Karin fiel in der Schule schon vor Corona wegen ihren Leistungen auf. Im Gespräch mit der Mutter zeigten sich dann konkret folgende Probleme. Der Vater, ein Alkoholiker, gehe einer Arbeit nach. Die Mutter, in der Pflege tätig, meinte, die Situation zu Hause sei heute in Ordnung. Es trete keine Gewalt mehr auf, da die Mutter mittlerweile gut merke, wann der Vater zu viel getrunken habe und die Kinder dann ermahnen könne, still zu sein.
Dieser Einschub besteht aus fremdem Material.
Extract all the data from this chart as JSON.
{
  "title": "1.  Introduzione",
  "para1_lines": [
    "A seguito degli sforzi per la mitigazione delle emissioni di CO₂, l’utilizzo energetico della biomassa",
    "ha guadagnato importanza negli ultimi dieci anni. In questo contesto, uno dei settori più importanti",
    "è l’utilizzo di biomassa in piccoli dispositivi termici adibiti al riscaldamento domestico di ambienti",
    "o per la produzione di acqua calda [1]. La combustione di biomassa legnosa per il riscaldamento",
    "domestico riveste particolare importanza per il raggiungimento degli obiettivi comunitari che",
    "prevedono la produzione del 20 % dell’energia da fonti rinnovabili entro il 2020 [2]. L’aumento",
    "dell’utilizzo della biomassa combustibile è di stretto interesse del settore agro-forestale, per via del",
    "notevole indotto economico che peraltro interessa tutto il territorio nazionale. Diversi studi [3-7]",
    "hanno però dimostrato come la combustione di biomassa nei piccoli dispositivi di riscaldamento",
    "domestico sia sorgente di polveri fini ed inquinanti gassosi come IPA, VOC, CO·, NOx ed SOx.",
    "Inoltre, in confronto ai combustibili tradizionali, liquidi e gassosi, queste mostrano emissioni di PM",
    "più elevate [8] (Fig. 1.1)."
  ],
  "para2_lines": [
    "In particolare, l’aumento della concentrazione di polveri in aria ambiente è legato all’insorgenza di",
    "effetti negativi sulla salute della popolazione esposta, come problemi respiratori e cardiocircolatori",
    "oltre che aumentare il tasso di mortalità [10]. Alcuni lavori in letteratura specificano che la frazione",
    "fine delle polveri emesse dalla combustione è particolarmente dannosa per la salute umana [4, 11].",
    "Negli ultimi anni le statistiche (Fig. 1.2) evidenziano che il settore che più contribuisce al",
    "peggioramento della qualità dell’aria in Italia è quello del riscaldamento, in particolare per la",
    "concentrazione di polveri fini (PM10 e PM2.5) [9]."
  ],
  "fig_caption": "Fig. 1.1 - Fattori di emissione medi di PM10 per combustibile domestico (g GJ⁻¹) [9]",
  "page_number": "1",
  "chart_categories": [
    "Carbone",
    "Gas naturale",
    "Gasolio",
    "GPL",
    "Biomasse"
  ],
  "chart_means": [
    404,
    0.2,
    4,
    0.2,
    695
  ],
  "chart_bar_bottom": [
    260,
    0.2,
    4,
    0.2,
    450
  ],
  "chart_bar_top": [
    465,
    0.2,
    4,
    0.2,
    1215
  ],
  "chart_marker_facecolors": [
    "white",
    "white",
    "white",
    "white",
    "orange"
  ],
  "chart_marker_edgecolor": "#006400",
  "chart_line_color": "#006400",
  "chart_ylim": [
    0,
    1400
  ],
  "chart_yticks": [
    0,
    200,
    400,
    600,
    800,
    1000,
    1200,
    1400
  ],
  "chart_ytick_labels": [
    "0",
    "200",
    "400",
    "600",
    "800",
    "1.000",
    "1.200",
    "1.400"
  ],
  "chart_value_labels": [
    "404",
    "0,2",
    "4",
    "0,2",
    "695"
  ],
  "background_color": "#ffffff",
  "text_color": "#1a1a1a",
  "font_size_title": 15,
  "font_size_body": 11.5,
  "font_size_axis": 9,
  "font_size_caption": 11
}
In der Einzelarbeit mit Karin zeichnete sie ihre Familie als Tiere: Der Vater war eine Schildkröte, die Mutter ein Huhn, der ältere Bruder eine Katze und sie selbst ein Hund. Im Gespräch erklärte sie, dass die Katze eine liebe sei, manchmal auch sehr verschmust. Auch das Huhn und der Hund würden kuscheln. Manchmal, wenn es etwas lauter sei, gackere das Huhn, es sei aber ein liebes. Die Schildkröte kuschle weniger gerne. Die habe es gar nicht gerne, wenn es lauter werde. Sie ziehe dann den Kopf zurück oder werde richtig wütend. Durch die Arbeit mit «Stellvertretern» für jedes Familienmitglied, konnte Karin ohne Loyalitätskonflikt über die Situation zu Hause sprechen. Dank dem Bild konnte ich als Beraterin der Mutter aufzeigen, wie stark ihre Tochter bereits internalisiert hat, dass sie sich zurücknehmen muss. Das bewegte etwas in der Mutter. Sie wollte diesen Lerneffekt definitiv nicht, sondern wünschte sich eine andere, unbelastete künftige Beziehung zu ihren Kindern.

 

Unterbrochen wurde der Beratungsprozess dann durch den Lockdown im Frühjahr 2020. Die Mutter wollte wegen der grossen Belastung nur noch per Mail Kontakt. Sie leistete viele Überstunden, der Vater war zu Hause. Denn dieser gehörte aufgrund seines starken Asthmas zur Risikogruppe. Welch ein Glück für die Familie und die Betreuung der Kinder, könnte man meinen. Weit gefehlt: Als die Tagesstruktur des Vaters wegfiel, trank er stärker. Er verschlief den halben Tag. Dies hatte zur Folge, dass gerade Karin, die sowieso Schulprobleme hatte, gar nichts mehr für die Schule machte und der ältere Bruder verantwortlich dafür wurde, dass sie überhaupt erst aufstand. Die Mutter schrieb mir im E-Mail-Kontakt, sie habe es irgendwann aufgegeben, mit der Tochter zu streiten, da der Vater es ja nicht besser mache. Mittlerweile wurde dem Vater die Stelle gekündigt. In der Schule wurde vermeldet, dass Karin über Gewalt zu Hause spricht, daraufhin hat die Mutter wieder ein Gespräch in der Beratungsstelle vereinbart. Sie will sich rechtlichen Rat einholen, weil sie eine Trennung von ihrem Ehemann in Erwägung zieht.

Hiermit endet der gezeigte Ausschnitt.